Я вошел в лодку. Федька следом за мной: он провожал меня.
Володька вывел лодку из-под кустов. Несколько веточек задели меня по лицу, прошумели прощальным шорохом и замерли без движения.
Лодка, круто повернувшись, выехала на Неву.
Все мы молчали. Я бесцельно глядел на воду, сверкающим следом расплывавшуюся за кормой, и грусть сосала меня внутри. Володька греб и, казалось, весь сосредоточился на этом занятии. Однако и у него творилось что-то неладное на душе.
Федька не сводил с меня глаз.
– Ну, высадите, что ль! – наконец нарушил он молчание.
Володька повернул к берегу. Лодка бесшумно вошла под тень сосен и мягко, с шуршащим звуком врезалась в песок.
Федька выпрыгнул на берег.
– Прощай!
Я пожал Федькину руку, и мне сделалось еще грустнее.
– Прощай и ты! – кивнул Федька Володьке.
Это было сказано как-то сухо, словно нехотя. Я подумал, что он недоброжелательно относится к моему другу.
Федька оттолкнул лодку, ступив босыми ногами в воду. Она закачалась из стороны в сторону.
– Ну, так прощайте! – еще раз крикнул он нам.
– Прощай! – отозвались мы. – Только никому не говори, Федька!
– Ладно. Знаю. А вы вертайтесь поскорее.
Мы ничего не ответили.
Весла равномерно погружались в воду и опять поднимались, вода стекала с них светлыми блестящими каплями. Федька стоял на берегу и смотрел нам вслед. В тени белела только его рубашка.
Выступ приближался к нам. Он словно полз навстречу, чтобы поскорее отгородить меня от всего привычного: от тети Мили, дяди Ваци, мирно спавших в нашем маленьком домике, спрятанном под раскидистыми старыми деревьями, от Федьки – одинокого, печально застывшего на берегу, как гипсовая фигура.
Мы обогнули выступ.
– Прощайте! – донесся до нас последний возглас Федьки.
Его фигура скользнула белым пятном среди сосен и скрылась. Потом за поворотом исчезло Беляево, и перед нами развернулась другая часть Невы.
По холмистому берегу зубчатой полосой тянулся лес, длинной тенью прикрывая воду. Мы обогнали несколько барок, которые лениво тащились по течению. Мимо прошел хриплый буксир, словно выбиваясь из сил, уставившись красным и зеленым глазами в воду.

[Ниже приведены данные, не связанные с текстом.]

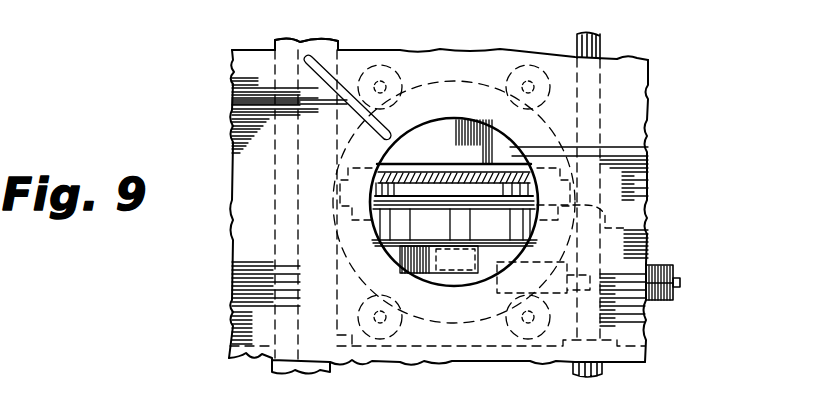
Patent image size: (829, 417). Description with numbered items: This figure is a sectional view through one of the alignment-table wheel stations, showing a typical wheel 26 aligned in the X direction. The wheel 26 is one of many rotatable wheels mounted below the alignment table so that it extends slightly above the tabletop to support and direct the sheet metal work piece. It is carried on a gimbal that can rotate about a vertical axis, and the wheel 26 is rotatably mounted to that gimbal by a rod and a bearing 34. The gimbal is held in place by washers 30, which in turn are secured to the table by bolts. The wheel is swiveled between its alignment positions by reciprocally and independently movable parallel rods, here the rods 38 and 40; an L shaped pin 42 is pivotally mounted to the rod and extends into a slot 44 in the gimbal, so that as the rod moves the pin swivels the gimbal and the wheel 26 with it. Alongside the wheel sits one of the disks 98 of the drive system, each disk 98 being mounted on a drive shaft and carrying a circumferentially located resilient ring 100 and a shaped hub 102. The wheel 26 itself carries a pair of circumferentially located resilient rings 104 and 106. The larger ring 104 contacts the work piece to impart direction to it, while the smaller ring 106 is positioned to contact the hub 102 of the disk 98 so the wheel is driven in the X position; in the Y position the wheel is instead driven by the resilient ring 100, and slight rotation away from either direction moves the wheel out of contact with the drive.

The wheel 26 is at (403, 265).
The washer 30 is at (393, 67).
The bearing 34 is at (443, 273).
The parallel rod 38 is at (272, 362).
The parallel rod 40 is at (320, 42).
The L shaped pin 42 is at (362, 54).
The slot 44 is at (454, 202).
The disk 98 is at (673, 271).
The resilient ring 100 is at (681, 283).
The hub 102 is at (648, 222).
The resilient ring 104 is at (423, 195).
The resilient ring 106 is at (478, 208).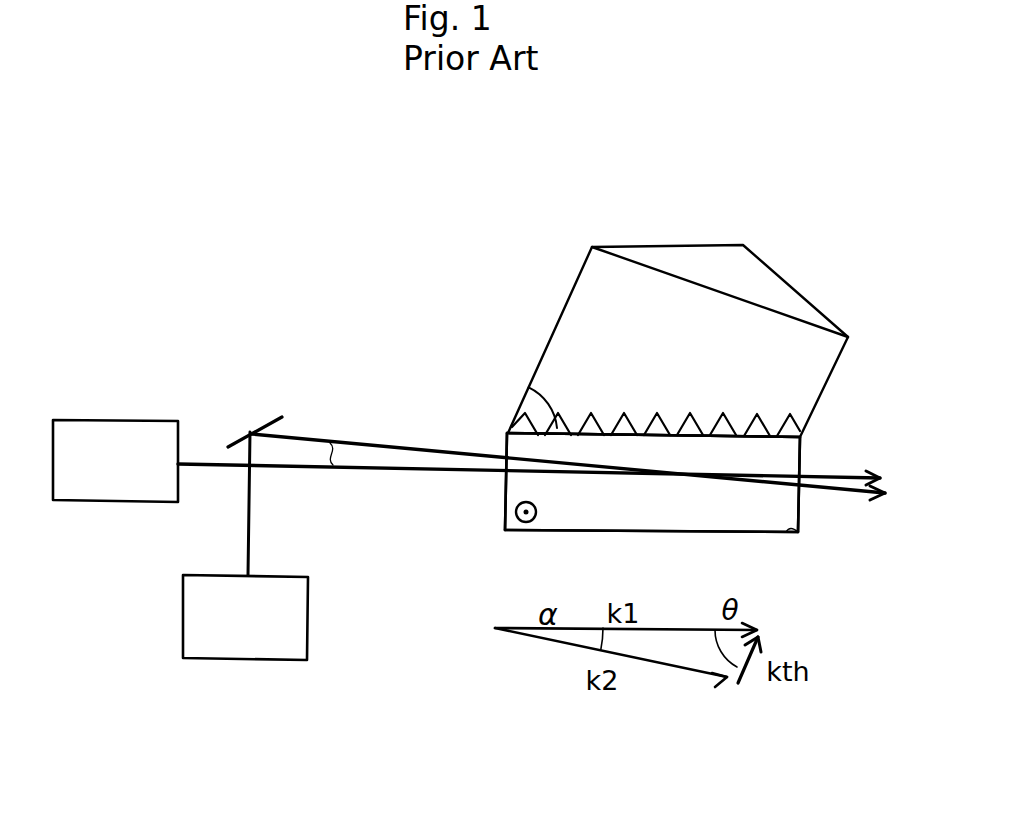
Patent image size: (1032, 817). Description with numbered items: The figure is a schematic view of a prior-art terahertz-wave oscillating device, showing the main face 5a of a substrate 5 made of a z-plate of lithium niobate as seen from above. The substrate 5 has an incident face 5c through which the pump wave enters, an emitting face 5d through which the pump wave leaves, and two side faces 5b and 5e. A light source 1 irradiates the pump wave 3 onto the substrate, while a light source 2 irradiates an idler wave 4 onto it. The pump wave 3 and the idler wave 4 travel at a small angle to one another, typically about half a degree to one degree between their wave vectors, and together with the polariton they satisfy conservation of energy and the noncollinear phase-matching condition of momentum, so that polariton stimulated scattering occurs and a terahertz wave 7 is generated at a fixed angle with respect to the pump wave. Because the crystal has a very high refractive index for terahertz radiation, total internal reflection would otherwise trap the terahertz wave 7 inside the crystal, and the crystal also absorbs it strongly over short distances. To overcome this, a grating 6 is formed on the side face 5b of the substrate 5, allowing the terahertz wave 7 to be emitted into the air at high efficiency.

The light source 1 is at (119, 477).
The light source 2 is at (228, 631).
The pump wave 3 is at (387, 473).
The idler wave 4 is at (327, 440).
The substrate 5 is at (667, 473).
The main face 5a is at (797, 533).
The side face 5b is at (675, 430).
The incident face 5c is at (503, 443).
The emitting face 5d is at (802, 507).
The side face 5e is at (668, 531).
The grating 6 is at (597, 425).
The terahertz wave 7 is at (772, 287).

Нева снова сделала изгиб. Отсюда был виден Шлиссельбург. Посередине реки чернела крепость, кое-где мигали в домах огоньки. За крепостью серебрилась полоска воды. Ладожское озеро!
– Заночуем на берегу? – предложил Володька.
– Зачем?
– Да днем по озеру лучше плыть.
Я согласился, и Володька повернул к берегу.
Хворосту было много, и вскоре на берегу запылал большой костер, перемешав в багровом отблеске трепещущие тени.
Володька достал из лодки картошку, которую мы еще днем закупили в Беляеве.
– Поедим заодно! – заметил он и занялся приготовлением ужина.
Грусть понемногу проходила. Ее вытеснили свежие впечатления, и нам с каждой минутой становилось веселее.
Картошка испеклась. Мы, растянувшись возле огня, принялись за еду.
– Можно к огоньку, ребята? – вдруг раздался чей-то хриплый голос за моей спиной.
Мы привскочили от неожиданности. Две высокие и странные фигуры выросли перед костром.